Glossary
Source — an uploaded document (PDF, markdown, audio, video, image, etc.). Disambiguate from "source code" when both might appear.
Loader — a plugin that converts an uploaded file into normalizable text. Eight built-in loaders cover PDF, markdown, plain text, audio, video, image, archives, and structured data.
Normalization — preprocessing that fixes encoding, removes structural noise, and produces clean text from a loaded source.
Chunk (small chunk) — a ~225-token segment used as the unit of retrieval. Chunks have stable IDs derived from content hashes.
Group (hierarchical group) — a ~900-token aggregation of small chunks used as the unit of entity extraction. Groups summarize and provide context across multiple chunks.
Indexing — the stage that produces embeddings and full-text indexes from chunks. Embeddings go to sqlite-vec; full-text goes to FTS5; both live in app.db.
Entity extraction — the stage that asks an LLM to find nodes and edges in groups. Constrained by domain templates.
Domain — a .jsonld file declaring node templates, edge templates, and prompts for a specific subject area (e.g., research, recipes, philosophy). Sixteen built-in domains; users can add custom domains.
Node template / Edge template / Graph template — reusable schema fragments. Distinct: node templates describe entities, edge templates describe relationships, graph templates compose the two for a domain.
Deduplication — merging proposed entities/edges that refer to the same real-world thing. Uses similarity over embeddings + property matching.
Relationship mapping — converting LLM-proposed relationships to canonical edges with stable IDs.
Commit — the final transactional stage that writes deduplicated nodes and edges to the graph and updates the source's status to committed.

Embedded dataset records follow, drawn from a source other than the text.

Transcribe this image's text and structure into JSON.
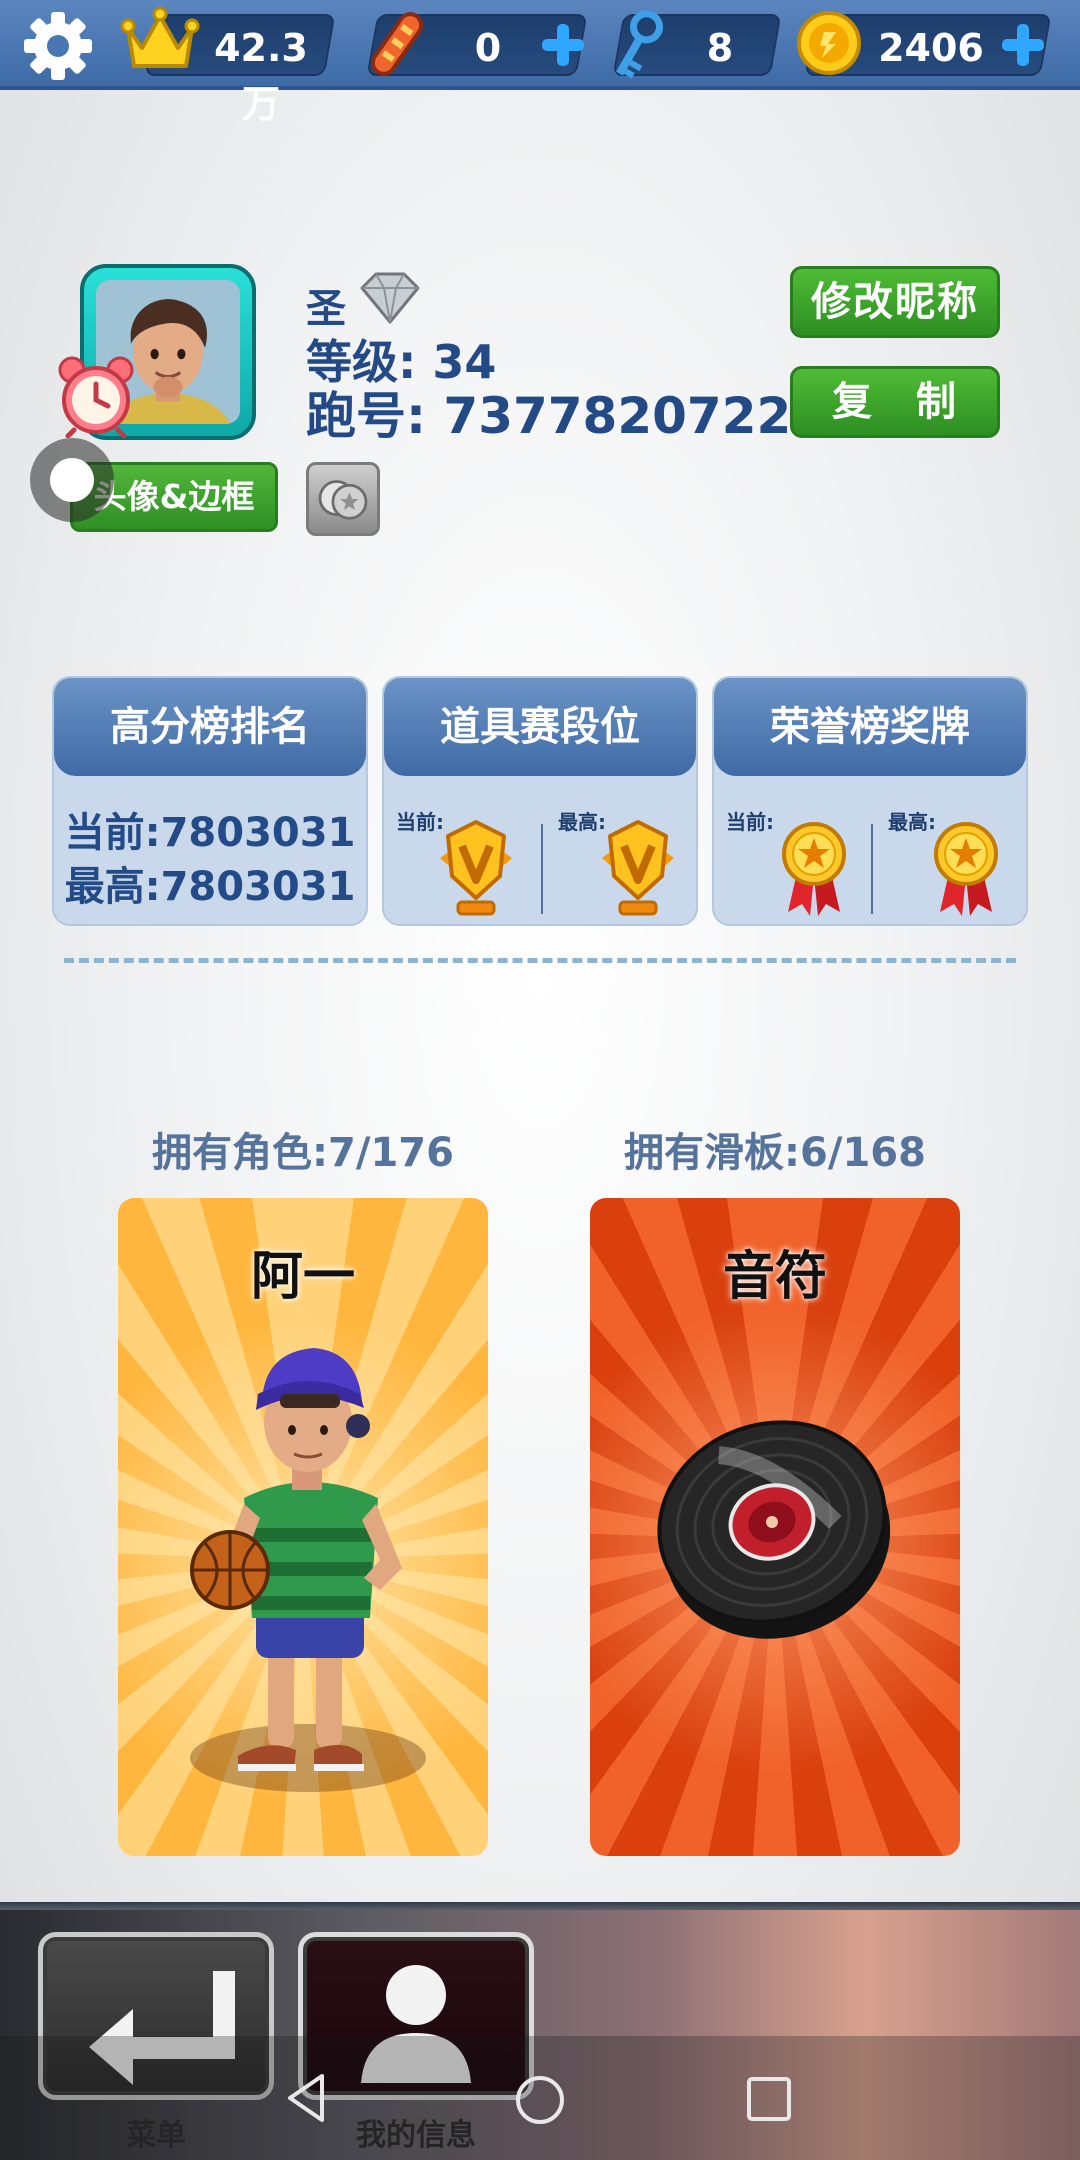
{
  "topbar": {
    "score": "42.3万",
    "boards": "0",
    "keys": "8",
    "coins": "2406"
  },
  "profile": {
    "avatar_button": "头像&边框",
    "name": "圣",
    "level": "等级: 34",
    "run_id": "跑号: 7377820722",
    "rename_button": "修改昵称",
    "copy_button": "复　制"
  },
  "cards": {
    "highscore": {
      "title": "高分榜排名",
      "current": "当前:7803031",
      "best": "最高:7803031"
    },
    "powerup": {
      "title": "道具赛段位",
      "current_label": "当前:",
      "best_label": "最高:"
    },
    "honor": {
      "title": "荣誉榜奖牌",
      "current_label": "当前:",
      "best_label": "最高:"
    }
  },
  "owned": {
    "characters_label": "拥有角色:7/176",
    "boards_label": "拥有滑板:6/168",
    "character_name": "阿一",
    "board_name": "音符"
  },
  "bottom_nav": {
    "menu_label": "菜单",
    "myinfo_label": "我的信息"
  },
  "colors": {
    "topbar_blue": "#4a76b2",
    "title_blue": "#244a86",
    "button_green": "#3fa52d",
    "card_orange": "#ffb63e",
    "card_red": "#d9400e"
  }
}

Status flow — the lifecycle of a source: pending → indexing → indexed → extracting → extracted → committing → committed, plus error and mcp_extracting.
Citation — a back-reference from a generated answer to the chunk(s) that grounded it.
MCP — Model Context Protocol. Chaos Cypher exposes 30 MCP tools for AI clients (19 read, 11 write).
Operations queue / LLM queue — the two named worker queues. Operations (8 concurrent) handles indexing/dedup/commit; LLM (1 concurrent) handles extraction LLM calls.
Lexicon Hub — Chaos Cypher's hosted domain-template registry. (Preview — see banner on the Lexicon Hub pages.)
CCX — Chaos Cypher eXchange, the canonical backup/export format.
RAG — Retrieval-Augmented Generation. Chaos Cypher's chat surface uses RAG with hybrid (BM25 + vector) retrieval.
FTS5 — SQLite Full-Text Search version 5. The backend for keyword search.
BM25 — the ranking algorithm used by FTS5. Default field weights: label 3.0, properties 1.0, searchable_text 0.5.
RRF — Reciprocal Rank Fusion. The algorithm that merges BM25 and vector ranks into a single hybrid score.
MRL — Matryoshka Representation Learning. Used by the default embedding model (Qwen/Qwen3-Embedding-0.6B) to support truncated embeddings.